Envy is never a particularly productive emotion in sport unless you can do something about it. But try as I did during my own career to figure out ways to emulate my favourite cricketer, Joel Garner, I knew that short of being stretched on the rack such class was always likely to elude me.

Garner, or "Big Bird" as he was known in cricket circles after the Doctor Bird (a Caribbean species distinguished by its stilt-like legs), was a giant fast bowler possessed of an unerring control of line, length and temperament. His pace was not express, at least not until late in his Test career when they wound him up and gave him the new ball, but he was quick enough to keep the ambition of most batsmen pegged back to somewhere between survival and singles.

Occasionally he would get collared, something Graham Gooch managed in a brilliant 122 for Essex against Somerset at Taunton in 1981. But such occurrences were rare. Bird had already scrambled my stumps in that match despite warnings from team-mates to "watch out for his yorker". What the clever clogs never mentioned was the set-up that preceded it, where he pushed you ever further back with a series of jarring lifters before delivering - with a cunning extra yard of pace - that guillotine ball.

Actually his yorker was a sucker ball for scuppering the callow and the tailender, and he rarely used it when trying to dismiss proper batsmen. Against them the game was to give away as few runs as possible, wear down any resistance with unwavering accuracy and pick up three or four wickets for spit. It wasn't a cunning plan but boy was it successful.

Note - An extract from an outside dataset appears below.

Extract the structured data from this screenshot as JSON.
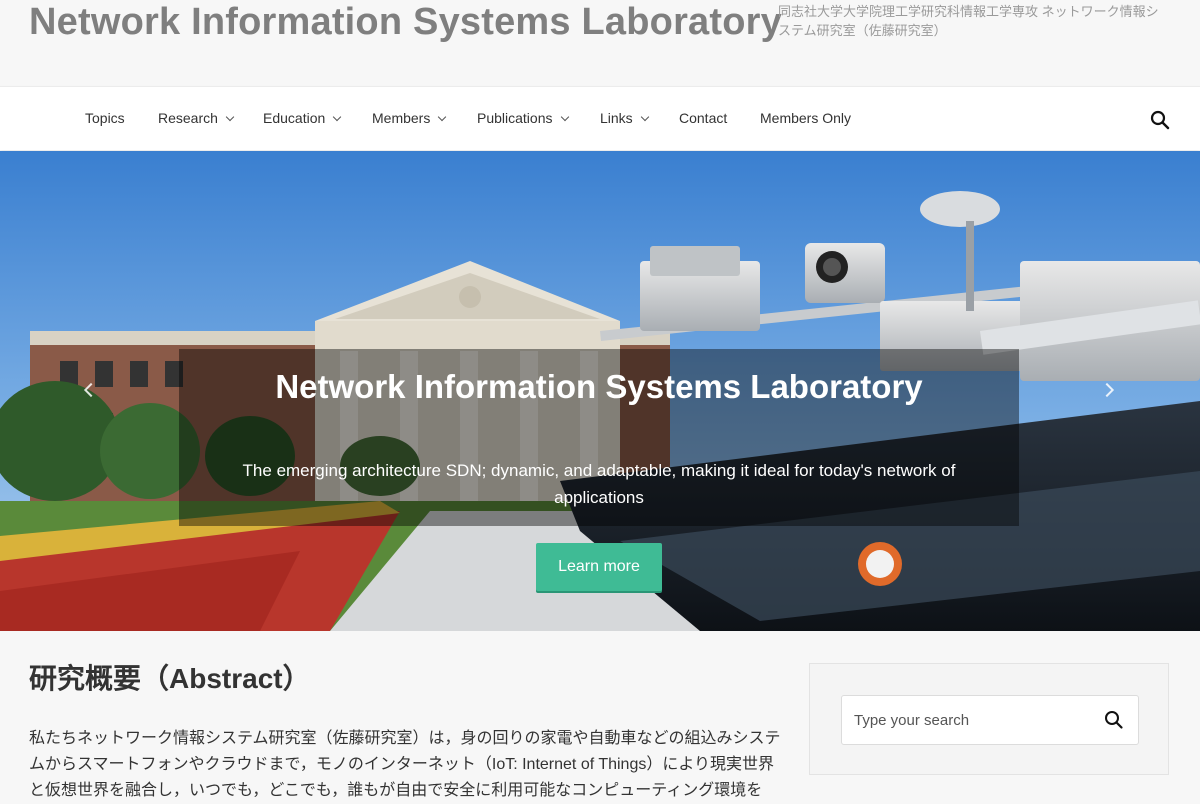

At 6ft 8in tall he was a fearsome sight and sound, his bellowed appeal in deep basso profundo making the air quiver with expectation. In nature, plenty of animals make themselves bigger or louder to frighten others but in general it is a bluff. With Bird there was no pretence and you got exactly what was threatened: quick and bouncy bowling that tested a batsman's mettle and technique to the max.

His Test record of 259 victims in 58 matches at an average of 20.97 does not look especially remarkable now that Shane Warne and Muttiah Muralitharan have broken the 700 barrier. But since Test pitches were first covered in the 1970s (a huge advantage for batsmen), only his fellow Bajan and West Indies team-mate, Malcolm Marshall, has a lower average (20.94) among those with over 100 wickets to their name.

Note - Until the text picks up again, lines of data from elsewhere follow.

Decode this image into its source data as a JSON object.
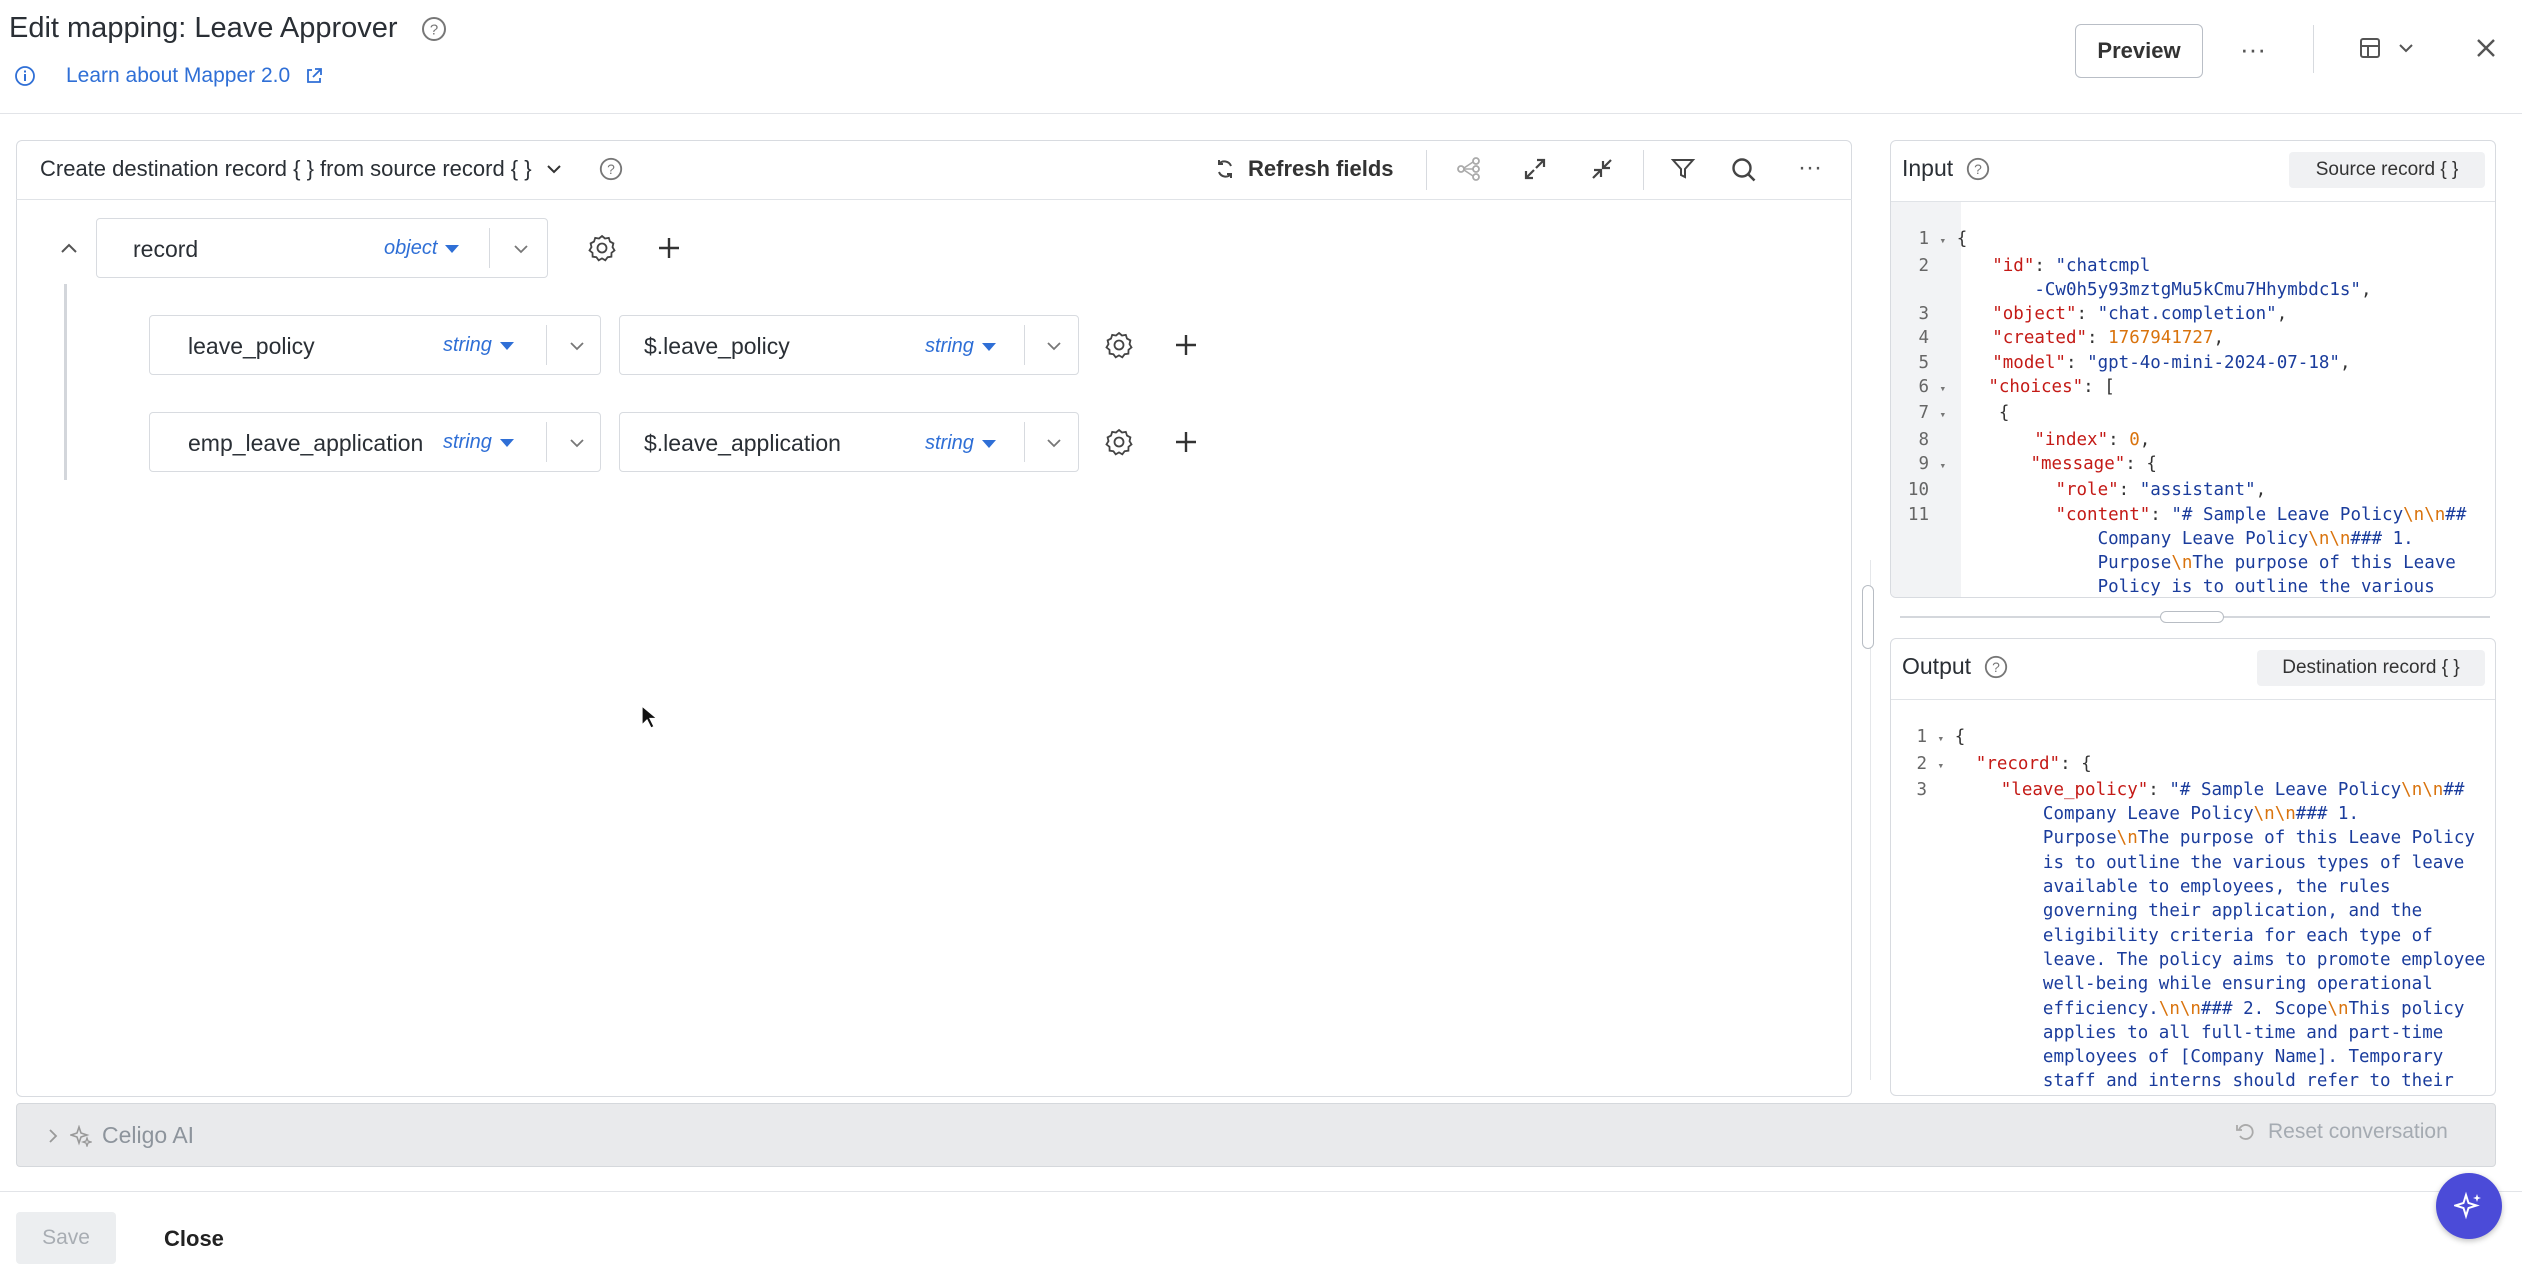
{
  "header": {
    "title": "Edit mapping: Leave Approver",
    "learn_link": "Learn about Mapper 2.0",
    "preview_label": "Preview",
    "more_label": "···"
  },
  "mapper": {
    "create_label": "Create destination record { } from source record { }",
    "refresh_label": "Refresh fields",
    "more_label": "···",
    "root": {
      "name": "record",
      "type": "object"
    },
    "rows": [
      {
        "dest": "leave_policy",
        "dest_type": "string",
        "source": "$.leave_policy",
        "source_type": "string"
      },
      {
        "dest": "emp_leave_application",
        "dest_type": "string",
        "source": "$.leave_application",
        "source_type": "string"
      }
    ]
  },
  "input_panel": {
    "title": "Input",
    "button": "Source record { }",
    "line_numbers": [
      "1",
      "2",
      "",
      "3",
      "4",
      "5",
      "6",
      "7",
      "8",
      "9",
      "10",
      "11",
      "",
      "",
      "",
      ""
    ]
  },
  "output_panel": {
    "title": "Output",
    "button": "Destination record { }",
    "line_numbers": [
      "1",
      "2",
      "3",
      "",
      "",
      "",
      "",
      "",
      "",
      "",
      "",
      "",
      "",
      "",
      "",
      ""
    ]
  },
  "ai_bar": {
    "label": "Celigo AI",
    "reset_label": "Reset conversation"
  },
  "footer": {
    "save_label": "Save",
    "close_label": "Close"
  },
  "colors": {
    "accent_blue": "#2f6fd6",
    "fab_purple": "#4b4bd8",
    "json_key": "#c41a16",
    "json_string": "#1a3c9c",
    "json_number": "#d9730d"
  }
}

Bird never took ten wickets in a Test but that was more to do with those around him than any failing on his part. For the first half of his Test career, from 1977 to 1982, he was part of the greatest pace quartet the world has ever seen. Sharing the stage with fast bowlers as deadly as Michael Holding, Andy Roberts and Colin Croft inevitably meant the spoils were shared around. In any case, his role - as the Lomotil that blocked up the scoring-rate - rarely afforded him the luxury of mopping up the tail.

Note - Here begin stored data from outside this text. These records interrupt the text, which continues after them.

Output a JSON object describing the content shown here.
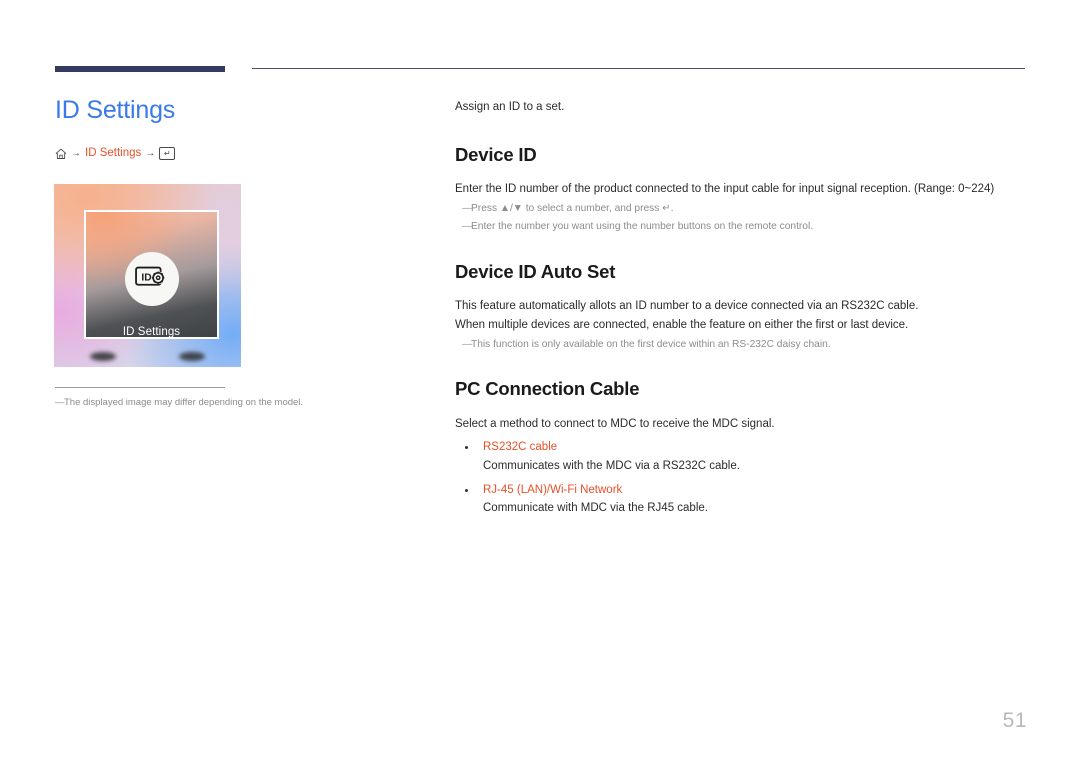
{
  "page": {
    "title": "ID Settings",
    "number": "51"
  },
  "breadcrumb": {
    "home_icon": "home-icon",
    "arrow": "→",
    "label": "ID Settings",
    "enter_key_icon": "↵"
  },
  "thumbnail": {
    "screen_label": "ID Settings",
    "icon_text": "ID",
    "icon_name": "id-settings-display-gear-icon"
  },
  "footnote": {
    "dash": "―",
    "text": "The displayed image may differ depending on the model."
  },
  "content": {
    "lead": "Assign an ID to a set.",
    "sections": [
      {
        "heading": "Device ID",
        "lines": [
          "Enter the ID number of the product connected to the input cable for input signal reception. (Range: 0~224)"
        ],
        "notes": [
          "Press ▲/▼ to select a number, and press ↵.",
          "Enter the number you want using the number buttons on the remote control."
        ]
      },
      {
        "heading": "Device ID Auto Set",
        "lines": [
          "This feature automatically allots an ID number to a device connected via an RS232C cable.",
          "When multiple devices are connected, enable the feature on either the first or last device."
        ],
        "notes": [
          "This function is only available on the first device within an RS-232C daisy chain."
        ]
      },
      {
        "heading": "PC Connection Cable",
        "lines": [
          "Select a method to connect to MDC to receive the MDC signal."
        ],
        "bullets": [
          {
            "title": "RS232C cable",
            "desc": "Communicates with the MDC via a RS232C cable."
          },
          {
            "title": "RJ-45 (LAN)/Wi-Fi Network",
            "desc": "Communicate with MDC via the RJ45 cable."
          }
        ]
      }
    ]
  },
  "colors": {
    "title_blue": "#3a7ae8",
    "accent_orange": "#e8502a",
    "rule_navy": "#353a5f",
    "note_gray": "#8c8c8c",
    "page_number_gray": "#b9b9b9"
  }
}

What set Bird apart from his peers - and remember this is when West Indies ruled the cricket world with a ruthless swagger - was his geniality. Okay, he was programmed to kill when he had a ball in his hand, but off the field I have never seen him without a face-splitting grin.

Our friendship began 28 years ago when I was at Cambridge and I took him and a few of his Somerset team-mates to a party the night before we played them at Fenner's. Joel must have had a good time as he reminds me of it even now: "Man, those student chicks were friendly."

Like many Bajans he is a devotedly social animal, liking nothing more than to regale friends with rum bottle in hand. We've had crazy nights out in Sydney, Brisbane, London and Bridgetown, the last all the more special for being his home turf. But you need a supple neck (at 6ft 5in even I have to look up to him) and real stamina, for it takes a long time for those long, hollow legs to fill.

Once in Barbados, he took me for lunch to a kiosk in Oistins, well away from the reddening tourists on the west coast. It was, he insisted, the best food on the island, the cooking done by the dinner lady from his old school. "I been eating this since I was six. How else you think I get this big," he chuckled as we tucked in to a delicious feast of chicken stew, callaloo and macaroni pie.

When you were as good as him there was no need to worry about the small details, as his masterplan when captaining Barbados in 1986 revealed. "It's quite simple. Me and Macko [Marshall] open the bowling and nip out the top order. We have a rest and the other bowlers come on and keep it tight. Then me and Macko come on and blast out the tail. We have a bat, get a hundred lead and bowl them out again."

Six years earlier, the Barbados attack had been even more fierce: Bird, Marshall, Sylvester Clarke and Wayne Daniel. With Gordon Greenidge and Desmond Haynes to open the batting it was probably the best club side there has ever been. They should have been sponsored by Carlsberg.

He's been retired 20 years now, a period in which West Indies cricket has slipped down the gurgler. Unlike many of his generation he is not bitter about the decline and has even tried to help. But that is Bird - great bowler but even greater human being.